When Richard had raced out of the great hall, Shale had followed close on his heels. The rest of the Mord-Sith ran in a cluster behind them. Behind the Mord-Sith a large force of men of the First File flooded through the narrow halls and wide passageways like a raging torrent of dark water. All their weapons hanging from belts filled the halls with a metallic jangle.
As they abruptly spilled into a round entrance hall that was painted white, Cassia slid to a stop on the polished black and white marble floor.
“Here, Lord Rahl! This is where they are.” Cassia frantically shook her hand toward a heavy oak door, then raced around a table with stone mountain lions for legs. “In here! I tried hard as I could but I couldn’t get the door open.”
Richard could hear eerie shrieks and howls coming from the other side of the door.
“Why is this door bolted on the outside?” he yelled at Cassia as he slammed the bolt back out of the way.
“It—it wasn’t, Lord Rahl,” she stammered in surprise. “I swear. We never bolted the door. As I stood guard, everything suddenly shook like lightning had hit the palace, but there was no sound of thunder. Then I heard screams and howling. One of those screams was from the Mother Confessor.
“I tried frantically to open the door to help her, but I couldn’t. Maybe the door was bolted from the other side as well, I don’t know, but this side was not bolted when I came to get you, I swear.”

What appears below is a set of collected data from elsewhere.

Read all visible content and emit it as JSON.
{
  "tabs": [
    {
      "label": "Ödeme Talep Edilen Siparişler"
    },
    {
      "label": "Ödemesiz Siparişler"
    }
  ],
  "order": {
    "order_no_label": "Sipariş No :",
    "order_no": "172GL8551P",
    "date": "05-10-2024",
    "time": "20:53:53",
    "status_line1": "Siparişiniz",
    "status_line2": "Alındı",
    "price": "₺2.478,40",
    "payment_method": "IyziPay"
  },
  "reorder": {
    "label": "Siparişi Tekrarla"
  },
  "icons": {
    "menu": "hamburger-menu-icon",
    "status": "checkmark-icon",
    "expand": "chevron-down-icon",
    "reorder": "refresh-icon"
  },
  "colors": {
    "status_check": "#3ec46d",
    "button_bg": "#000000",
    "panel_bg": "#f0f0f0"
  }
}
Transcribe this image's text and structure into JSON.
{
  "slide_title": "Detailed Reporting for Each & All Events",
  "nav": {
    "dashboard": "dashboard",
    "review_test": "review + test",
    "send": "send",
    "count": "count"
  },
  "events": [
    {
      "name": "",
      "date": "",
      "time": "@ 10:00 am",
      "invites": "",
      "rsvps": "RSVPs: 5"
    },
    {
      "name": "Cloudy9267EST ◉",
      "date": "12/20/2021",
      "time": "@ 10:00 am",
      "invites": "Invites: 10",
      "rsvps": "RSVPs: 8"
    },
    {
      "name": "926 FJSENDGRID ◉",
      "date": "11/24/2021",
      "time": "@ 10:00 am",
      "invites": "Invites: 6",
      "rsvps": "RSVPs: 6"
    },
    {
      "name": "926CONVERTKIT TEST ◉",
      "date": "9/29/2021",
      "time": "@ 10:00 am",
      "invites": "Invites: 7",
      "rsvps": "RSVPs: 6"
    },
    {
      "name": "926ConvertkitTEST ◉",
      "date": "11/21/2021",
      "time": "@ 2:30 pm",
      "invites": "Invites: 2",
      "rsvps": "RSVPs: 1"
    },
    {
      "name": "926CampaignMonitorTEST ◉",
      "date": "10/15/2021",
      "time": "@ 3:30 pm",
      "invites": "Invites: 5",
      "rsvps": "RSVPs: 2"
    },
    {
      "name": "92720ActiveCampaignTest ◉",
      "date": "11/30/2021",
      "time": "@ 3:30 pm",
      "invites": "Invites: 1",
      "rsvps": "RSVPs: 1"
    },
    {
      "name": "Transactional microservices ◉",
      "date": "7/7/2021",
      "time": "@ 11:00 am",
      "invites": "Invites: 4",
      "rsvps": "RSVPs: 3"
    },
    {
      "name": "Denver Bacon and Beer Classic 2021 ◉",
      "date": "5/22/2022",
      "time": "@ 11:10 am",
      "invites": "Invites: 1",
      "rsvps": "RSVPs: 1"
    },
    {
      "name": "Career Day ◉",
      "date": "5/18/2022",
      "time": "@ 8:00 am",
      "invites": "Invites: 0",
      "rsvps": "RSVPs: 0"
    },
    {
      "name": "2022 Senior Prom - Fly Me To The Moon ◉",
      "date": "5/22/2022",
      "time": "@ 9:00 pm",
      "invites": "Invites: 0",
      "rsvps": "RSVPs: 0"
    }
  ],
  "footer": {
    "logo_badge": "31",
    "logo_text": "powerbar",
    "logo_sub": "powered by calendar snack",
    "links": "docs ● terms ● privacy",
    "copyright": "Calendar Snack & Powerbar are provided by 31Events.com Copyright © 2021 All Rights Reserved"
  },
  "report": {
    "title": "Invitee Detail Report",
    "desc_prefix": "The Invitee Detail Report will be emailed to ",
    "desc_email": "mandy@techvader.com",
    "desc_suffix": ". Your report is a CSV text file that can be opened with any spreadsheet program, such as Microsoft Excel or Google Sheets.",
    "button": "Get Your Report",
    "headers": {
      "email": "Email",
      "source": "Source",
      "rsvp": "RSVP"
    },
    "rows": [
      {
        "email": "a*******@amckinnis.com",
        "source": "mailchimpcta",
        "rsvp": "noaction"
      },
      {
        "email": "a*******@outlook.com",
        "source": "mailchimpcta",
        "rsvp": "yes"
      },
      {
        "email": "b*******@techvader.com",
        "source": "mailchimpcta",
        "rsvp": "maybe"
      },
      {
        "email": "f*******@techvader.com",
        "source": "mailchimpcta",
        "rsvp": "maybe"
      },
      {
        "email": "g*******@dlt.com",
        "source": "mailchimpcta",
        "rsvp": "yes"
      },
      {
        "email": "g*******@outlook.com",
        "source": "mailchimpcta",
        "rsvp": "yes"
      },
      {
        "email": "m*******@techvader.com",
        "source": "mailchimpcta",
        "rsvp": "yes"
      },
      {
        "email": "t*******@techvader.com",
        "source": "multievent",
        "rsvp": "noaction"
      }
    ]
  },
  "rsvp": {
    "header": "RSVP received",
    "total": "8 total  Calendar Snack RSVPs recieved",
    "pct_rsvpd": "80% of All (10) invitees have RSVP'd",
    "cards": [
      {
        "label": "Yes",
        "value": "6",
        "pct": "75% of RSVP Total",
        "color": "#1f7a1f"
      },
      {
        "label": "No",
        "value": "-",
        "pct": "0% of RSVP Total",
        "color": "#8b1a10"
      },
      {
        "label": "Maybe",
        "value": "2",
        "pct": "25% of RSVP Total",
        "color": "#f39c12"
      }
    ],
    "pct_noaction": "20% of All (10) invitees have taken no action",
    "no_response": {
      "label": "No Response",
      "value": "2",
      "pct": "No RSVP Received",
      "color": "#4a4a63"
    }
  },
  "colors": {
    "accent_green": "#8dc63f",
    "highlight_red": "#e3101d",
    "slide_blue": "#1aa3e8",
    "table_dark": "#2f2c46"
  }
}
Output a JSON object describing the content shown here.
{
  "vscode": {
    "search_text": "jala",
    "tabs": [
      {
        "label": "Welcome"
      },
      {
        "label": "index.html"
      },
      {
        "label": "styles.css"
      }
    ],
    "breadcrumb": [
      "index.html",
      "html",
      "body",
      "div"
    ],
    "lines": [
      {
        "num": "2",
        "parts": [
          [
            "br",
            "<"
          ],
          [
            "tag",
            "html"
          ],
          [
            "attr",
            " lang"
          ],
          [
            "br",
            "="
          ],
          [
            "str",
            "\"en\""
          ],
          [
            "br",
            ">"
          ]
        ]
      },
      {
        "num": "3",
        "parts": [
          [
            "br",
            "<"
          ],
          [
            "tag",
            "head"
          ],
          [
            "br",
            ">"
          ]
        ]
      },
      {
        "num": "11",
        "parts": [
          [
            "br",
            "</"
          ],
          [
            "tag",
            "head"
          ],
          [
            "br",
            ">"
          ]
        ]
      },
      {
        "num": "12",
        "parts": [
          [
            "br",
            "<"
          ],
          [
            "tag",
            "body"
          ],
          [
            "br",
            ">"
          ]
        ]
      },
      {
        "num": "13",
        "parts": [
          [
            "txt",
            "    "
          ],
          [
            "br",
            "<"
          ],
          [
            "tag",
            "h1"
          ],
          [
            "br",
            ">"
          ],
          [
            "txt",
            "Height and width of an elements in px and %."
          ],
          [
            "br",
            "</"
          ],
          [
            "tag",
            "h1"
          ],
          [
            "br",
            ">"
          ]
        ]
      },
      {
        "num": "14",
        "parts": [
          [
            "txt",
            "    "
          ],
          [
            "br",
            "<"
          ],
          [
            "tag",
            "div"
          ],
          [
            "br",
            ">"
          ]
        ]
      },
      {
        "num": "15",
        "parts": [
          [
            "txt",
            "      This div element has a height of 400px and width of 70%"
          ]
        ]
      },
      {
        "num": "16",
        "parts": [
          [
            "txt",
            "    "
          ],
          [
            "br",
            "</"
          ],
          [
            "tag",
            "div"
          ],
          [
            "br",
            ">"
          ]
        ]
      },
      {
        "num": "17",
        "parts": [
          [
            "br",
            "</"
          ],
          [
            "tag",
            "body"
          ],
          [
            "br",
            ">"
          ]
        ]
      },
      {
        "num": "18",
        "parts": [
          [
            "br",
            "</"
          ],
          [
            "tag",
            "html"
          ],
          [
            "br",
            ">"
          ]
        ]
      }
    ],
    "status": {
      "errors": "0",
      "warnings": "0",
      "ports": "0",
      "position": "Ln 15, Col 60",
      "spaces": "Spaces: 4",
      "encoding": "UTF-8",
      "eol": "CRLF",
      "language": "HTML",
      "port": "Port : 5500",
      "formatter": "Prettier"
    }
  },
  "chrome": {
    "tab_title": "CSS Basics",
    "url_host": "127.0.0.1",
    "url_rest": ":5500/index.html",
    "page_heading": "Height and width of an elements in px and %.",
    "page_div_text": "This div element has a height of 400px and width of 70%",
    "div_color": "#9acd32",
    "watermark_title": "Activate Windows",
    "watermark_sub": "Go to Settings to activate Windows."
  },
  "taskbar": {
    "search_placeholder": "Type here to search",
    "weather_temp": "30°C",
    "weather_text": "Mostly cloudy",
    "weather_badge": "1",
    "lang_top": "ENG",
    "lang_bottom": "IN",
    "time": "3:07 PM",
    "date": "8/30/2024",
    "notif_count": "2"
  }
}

Richard tried to open the door as she was talking, but it wouldn’t budge. After slamming into it with his shoulder twice, he knew it was too big and heavy, and with its massive metal strap hinges they were not going to simply break it down. Howls were still coming from the other side.
Driven by urgent need, Richard’s right hand went to the hilt of his sword at his left hip. The rage from the sword was already rising to meet his. Those twin furies, his and the sword’s, spiraled together into a storm of lethal power.
In a near trance of rage, their power joined, Richard drew the sword. The steel, with its dark metallic gleam from having been touched by the world of the dead, rang out as it cleared the scabbard and emerged into the air for the first time in what seemed ages. That singular, deadly sound echoed through the hallways and corridors.